Ordinary Shares (Equity Shares): These represent the standard ownership units. They carry voting rights and provide a variable dividend based on company performance, but they are the last to receive payments during liquidation.
Preference Shares: These shares offer a fixed dividend rate and have priority over ordinary shares regarding dividend payments and capital repayment. However, they usually do not carry voting rights unless dividends are in arrears.
Cumulative vs. Non-Cumulative: Cumulative preference shares allow unpaid dividends to accumulate and be paid in future years before any ordinary dividends are distributed, whereas non-cumulative shares lose the right to a dividend if it is not declared in a specific year.

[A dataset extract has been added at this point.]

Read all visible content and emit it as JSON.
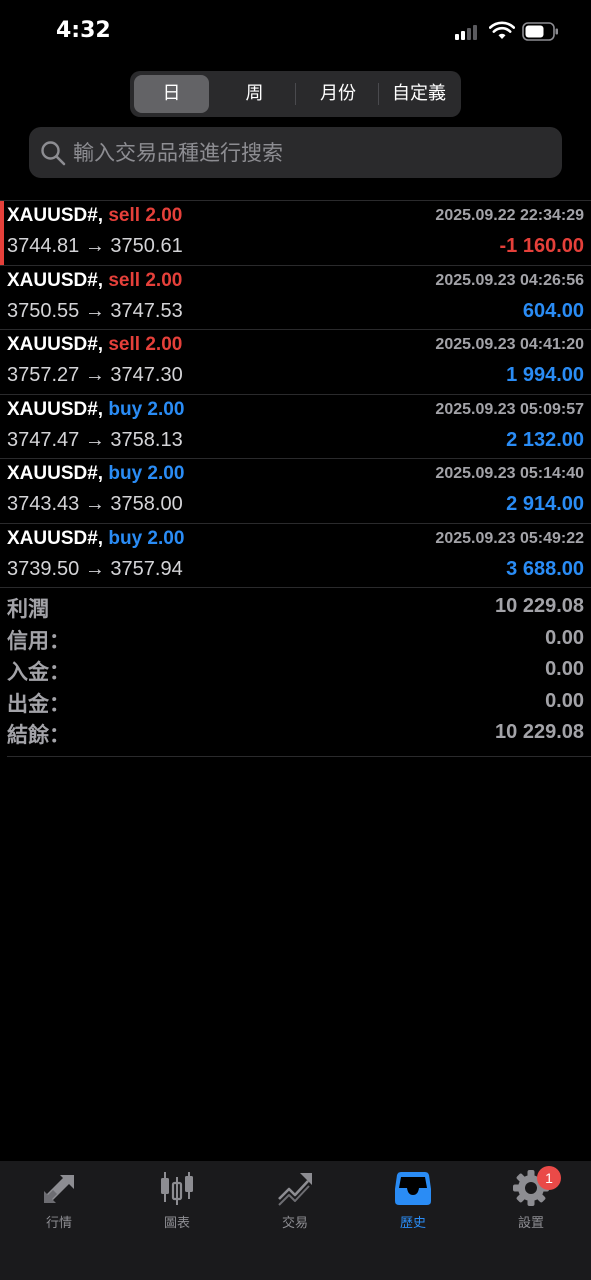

| Feature | Ordinary Shares | Preference Shares |
|---|---|---|
| Dividend Rate | Variable (based on profit) | Fixed (specified at issue) |
| Voting Rights | Full voting rights | Generally no voting rights |
| Payment Priority | Last (Residual) | Priority over Ordinary |
| Risk Level | Higher risk, higher potential | Lower risk, stable return |
Check the Base for Dividends: Always calculate dividends based on the Par Value (Nominal Value) of the shares, not the market price or the total authorized capital. Using the wrong base is a frequent source of calculation errors.
Distinguish Capital Types: In problems involving capital structure, ensure you identify whether a figure refers to 'Authorized' or 'Issued' capital. Only 'Issued' and 'Paid-up' capital affect the balance sheet totals.
Priority Rules: Remember the 'Pecking Order' in liquidation: Creditors first, then Preference Shareholders, and finally Ordinary Shareholders. This sequence is fundamental to solving conceptual questions about financial risk.
The 'Owner' Misconception: Students often assume shareholders can walk into a company and take assets. In reality, the company is a separate legal person; shareholders only own the 'shares,' not the physical equipment or property of the firm.
Dividends as Obligations: Unlike interest on debt, dividends are not a legal obligation until they are formally declared by the Board. A company can be highly profitable and still choose not to pay a dividend.
Confusing Par Value and Market Value: The Par Value is a static accounting figure used for legal capital, while the Market Value fluctuates daily based on investor demand. Accounting entries for share capital always use the Par Value.